General Biosafety Practices

  1. Maintain strict adherence to standard microbiological practices and techniques.
  2. Personnel working with infectious agents or materials must be aware of potential hazards and must be trained in the practices and techniques necessary for handling such material.
  3. The PI must maintain a Biological Safety Manual which identifies the hazards and safety procedures designed to minimize or eliminate risks.
  4. Access to areas where infectious agents harmful to persons are used shall be limited to authorized personnel and appropriate warning signs will be posted.
  5. Personnel must wash their hands after they handle viable materials and animals, after removing gloves and before leaving the laboratory.
  6. All procedures must be performed carefully to minimize the creation of splashes or aerosols.

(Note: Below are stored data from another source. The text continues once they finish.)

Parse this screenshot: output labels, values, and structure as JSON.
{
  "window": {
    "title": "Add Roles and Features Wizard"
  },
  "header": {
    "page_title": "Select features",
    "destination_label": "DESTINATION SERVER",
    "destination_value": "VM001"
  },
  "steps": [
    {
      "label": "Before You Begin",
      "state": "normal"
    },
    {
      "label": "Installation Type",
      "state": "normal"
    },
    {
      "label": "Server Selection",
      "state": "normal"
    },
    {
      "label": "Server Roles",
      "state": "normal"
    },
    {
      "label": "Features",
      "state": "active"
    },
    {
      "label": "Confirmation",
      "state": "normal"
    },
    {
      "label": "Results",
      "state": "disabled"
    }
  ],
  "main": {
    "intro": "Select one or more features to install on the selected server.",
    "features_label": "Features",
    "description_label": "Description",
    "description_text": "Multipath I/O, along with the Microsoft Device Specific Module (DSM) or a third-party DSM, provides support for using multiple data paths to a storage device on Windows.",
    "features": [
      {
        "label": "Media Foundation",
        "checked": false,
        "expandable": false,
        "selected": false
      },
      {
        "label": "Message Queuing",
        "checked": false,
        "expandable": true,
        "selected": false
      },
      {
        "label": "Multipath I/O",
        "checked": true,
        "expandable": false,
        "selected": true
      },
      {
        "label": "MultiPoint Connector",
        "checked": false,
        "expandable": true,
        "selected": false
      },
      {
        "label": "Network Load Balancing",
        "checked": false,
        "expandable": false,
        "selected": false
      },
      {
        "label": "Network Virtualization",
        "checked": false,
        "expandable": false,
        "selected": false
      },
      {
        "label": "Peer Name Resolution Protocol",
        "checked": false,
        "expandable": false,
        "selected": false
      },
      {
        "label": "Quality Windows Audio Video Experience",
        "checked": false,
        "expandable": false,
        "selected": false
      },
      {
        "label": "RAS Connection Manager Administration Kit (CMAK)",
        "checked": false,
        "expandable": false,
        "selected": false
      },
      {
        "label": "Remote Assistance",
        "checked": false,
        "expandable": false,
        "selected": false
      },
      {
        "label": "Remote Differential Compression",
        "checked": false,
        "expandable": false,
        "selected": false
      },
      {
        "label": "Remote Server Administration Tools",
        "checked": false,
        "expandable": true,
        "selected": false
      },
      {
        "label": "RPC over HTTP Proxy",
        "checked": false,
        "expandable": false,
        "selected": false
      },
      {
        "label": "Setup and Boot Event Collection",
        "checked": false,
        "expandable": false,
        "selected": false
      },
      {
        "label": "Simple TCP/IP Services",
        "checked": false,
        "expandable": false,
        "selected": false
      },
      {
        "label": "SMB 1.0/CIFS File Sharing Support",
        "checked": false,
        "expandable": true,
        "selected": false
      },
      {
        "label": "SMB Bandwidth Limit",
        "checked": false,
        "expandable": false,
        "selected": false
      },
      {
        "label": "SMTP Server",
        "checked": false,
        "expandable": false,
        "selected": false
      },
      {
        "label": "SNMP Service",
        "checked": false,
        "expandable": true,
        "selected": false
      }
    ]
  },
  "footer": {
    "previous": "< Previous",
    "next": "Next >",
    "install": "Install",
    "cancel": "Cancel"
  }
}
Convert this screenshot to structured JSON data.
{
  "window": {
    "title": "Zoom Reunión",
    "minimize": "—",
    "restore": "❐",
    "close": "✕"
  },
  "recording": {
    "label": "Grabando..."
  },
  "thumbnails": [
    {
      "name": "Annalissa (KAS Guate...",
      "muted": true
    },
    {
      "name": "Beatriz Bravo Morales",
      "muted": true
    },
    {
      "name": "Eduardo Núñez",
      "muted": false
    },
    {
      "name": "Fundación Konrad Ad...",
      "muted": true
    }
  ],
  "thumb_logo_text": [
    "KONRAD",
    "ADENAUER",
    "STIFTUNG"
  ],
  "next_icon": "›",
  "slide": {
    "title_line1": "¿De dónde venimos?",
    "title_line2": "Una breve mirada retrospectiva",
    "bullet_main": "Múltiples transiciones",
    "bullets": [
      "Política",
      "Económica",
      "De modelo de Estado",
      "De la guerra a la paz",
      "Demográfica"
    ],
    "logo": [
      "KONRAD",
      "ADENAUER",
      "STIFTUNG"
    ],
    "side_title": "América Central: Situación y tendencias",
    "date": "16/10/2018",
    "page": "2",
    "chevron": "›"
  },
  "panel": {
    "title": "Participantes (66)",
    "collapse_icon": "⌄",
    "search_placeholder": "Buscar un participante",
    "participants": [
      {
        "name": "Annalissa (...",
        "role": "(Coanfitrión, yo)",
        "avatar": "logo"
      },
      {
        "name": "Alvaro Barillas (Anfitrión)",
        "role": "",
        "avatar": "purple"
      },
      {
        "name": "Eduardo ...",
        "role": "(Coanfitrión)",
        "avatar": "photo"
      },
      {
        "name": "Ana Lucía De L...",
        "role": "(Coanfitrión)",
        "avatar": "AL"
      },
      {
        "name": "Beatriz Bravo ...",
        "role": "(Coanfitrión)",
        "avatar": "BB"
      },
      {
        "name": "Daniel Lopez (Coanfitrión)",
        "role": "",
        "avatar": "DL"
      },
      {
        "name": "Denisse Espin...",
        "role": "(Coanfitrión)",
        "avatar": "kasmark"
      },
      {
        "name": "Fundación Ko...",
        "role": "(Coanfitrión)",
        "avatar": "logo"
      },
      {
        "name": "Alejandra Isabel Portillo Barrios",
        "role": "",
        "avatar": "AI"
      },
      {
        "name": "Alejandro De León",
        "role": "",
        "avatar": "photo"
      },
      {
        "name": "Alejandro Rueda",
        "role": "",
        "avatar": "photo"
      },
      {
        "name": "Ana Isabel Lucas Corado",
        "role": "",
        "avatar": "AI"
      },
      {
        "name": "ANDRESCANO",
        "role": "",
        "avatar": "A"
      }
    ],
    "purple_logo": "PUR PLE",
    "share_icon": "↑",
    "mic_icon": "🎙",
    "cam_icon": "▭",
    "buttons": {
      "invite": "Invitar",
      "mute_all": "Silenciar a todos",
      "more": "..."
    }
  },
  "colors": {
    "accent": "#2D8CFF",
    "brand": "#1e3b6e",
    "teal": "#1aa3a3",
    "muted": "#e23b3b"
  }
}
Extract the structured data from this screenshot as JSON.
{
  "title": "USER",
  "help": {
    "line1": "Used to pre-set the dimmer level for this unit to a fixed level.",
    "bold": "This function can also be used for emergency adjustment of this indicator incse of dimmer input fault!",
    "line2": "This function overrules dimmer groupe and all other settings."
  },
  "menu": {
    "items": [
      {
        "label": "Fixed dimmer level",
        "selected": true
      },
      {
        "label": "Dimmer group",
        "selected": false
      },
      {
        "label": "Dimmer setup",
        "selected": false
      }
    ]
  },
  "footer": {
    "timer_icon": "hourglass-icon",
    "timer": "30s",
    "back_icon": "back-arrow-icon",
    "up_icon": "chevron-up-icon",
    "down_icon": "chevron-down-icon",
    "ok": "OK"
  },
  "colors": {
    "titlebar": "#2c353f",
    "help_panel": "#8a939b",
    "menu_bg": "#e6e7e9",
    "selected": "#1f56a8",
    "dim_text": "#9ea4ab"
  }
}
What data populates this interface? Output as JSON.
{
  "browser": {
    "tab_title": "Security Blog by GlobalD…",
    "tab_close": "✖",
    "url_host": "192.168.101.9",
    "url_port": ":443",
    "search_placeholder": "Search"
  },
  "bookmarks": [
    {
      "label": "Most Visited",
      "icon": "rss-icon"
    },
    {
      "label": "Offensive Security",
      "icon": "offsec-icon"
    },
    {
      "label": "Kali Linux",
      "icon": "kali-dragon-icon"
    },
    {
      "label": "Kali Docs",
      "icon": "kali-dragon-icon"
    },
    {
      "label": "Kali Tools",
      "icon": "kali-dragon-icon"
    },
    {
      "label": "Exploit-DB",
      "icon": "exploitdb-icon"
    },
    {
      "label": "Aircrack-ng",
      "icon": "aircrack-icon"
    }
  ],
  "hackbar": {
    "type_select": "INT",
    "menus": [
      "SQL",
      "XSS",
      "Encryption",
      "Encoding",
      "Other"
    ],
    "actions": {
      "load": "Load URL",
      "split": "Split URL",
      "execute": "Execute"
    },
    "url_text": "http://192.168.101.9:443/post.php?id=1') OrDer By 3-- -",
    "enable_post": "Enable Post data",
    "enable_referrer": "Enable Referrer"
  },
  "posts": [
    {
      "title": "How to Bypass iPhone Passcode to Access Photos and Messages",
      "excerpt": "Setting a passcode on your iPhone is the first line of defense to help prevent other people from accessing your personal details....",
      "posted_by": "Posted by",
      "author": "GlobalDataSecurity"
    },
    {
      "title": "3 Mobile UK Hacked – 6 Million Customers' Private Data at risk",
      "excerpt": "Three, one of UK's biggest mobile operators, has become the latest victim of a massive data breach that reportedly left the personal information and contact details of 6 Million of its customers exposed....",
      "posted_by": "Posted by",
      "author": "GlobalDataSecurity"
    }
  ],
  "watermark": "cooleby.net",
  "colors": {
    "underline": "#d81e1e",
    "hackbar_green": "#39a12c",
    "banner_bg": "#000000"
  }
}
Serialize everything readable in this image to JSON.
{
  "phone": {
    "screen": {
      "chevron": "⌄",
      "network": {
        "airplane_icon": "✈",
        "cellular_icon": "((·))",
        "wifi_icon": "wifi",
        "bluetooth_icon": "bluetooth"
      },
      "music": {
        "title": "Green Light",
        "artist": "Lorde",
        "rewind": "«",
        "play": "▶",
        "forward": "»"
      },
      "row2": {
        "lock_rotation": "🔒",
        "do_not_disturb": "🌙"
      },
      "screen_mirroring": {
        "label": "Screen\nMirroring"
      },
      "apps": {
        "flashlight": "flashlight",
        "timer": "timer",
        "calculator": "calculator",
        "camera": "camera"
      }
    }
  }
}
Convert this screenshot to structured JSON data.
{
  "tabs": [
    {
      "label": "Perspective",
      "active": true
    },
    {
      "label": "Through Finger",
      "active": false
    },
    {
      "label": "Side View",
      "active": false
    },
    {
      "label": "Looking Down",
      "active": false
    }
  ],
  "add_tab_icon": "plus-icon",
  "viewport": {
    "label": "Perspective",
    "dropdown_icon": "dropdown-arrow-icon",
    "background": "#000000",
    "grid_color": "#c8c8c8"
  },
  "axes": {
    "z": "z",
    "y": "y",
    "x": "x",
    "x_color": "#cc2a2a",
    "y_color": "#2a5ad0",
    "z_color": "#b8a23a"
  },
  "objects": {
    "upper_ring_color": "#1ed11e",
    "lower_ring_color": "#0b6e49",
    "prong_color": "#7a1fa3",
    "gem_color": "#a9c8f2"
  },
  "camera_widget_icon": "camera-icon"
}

  7. Work surfaces must be decontaminated at least once a day and after any spill of viable material.
  8. All contaminated liquid or solid wastes or potentially infectious biological material will be autoclaved or properly disinfected prior to disposal. Materials must be transported in durable, leak-proof containers and closed for transport from the laboratory.
  9. An insect and rodent control program must be in effect, if applicable.
  10. Personal protective equipment (PPE) such as gloves, coats, gowns, shoe covers, boots, respirators, face shields and safety glasses must be provided by the individual’s department. Use of PPE is required when working in certain animal studies, during animal necropsy, when handling pathogenic organisms, or when conducting maintenance or service in the laboratory.
  11. The use of vaccines may provide an increased level of personal protection. Some work requires specific vaccines to be administered before work can begin.
  12. Primary containment barriers must be provided to protect personnel and the laboratory environment from exposure to infectious agents. A biosafety cabinet (BSC) is the principal device used to provide primary containment of infectious aerosols. A sealed safety centrifuge cup or sealed tube are other examples of primary containment.
  13. Secondary containment provides protection of the environment and the public external to the laboratory from exposure to biohazardous materials. Examples of secondary containment are sealed boxes for carrying primary tubes of biohazardous materials and the design of the laboratory room itself. Facility design protects personnel working inside and outside of the laboratory from biohazardous materials which may be accidentally released. The recommended secondary barrier(s) will depend on the risk of transmission of specific agents.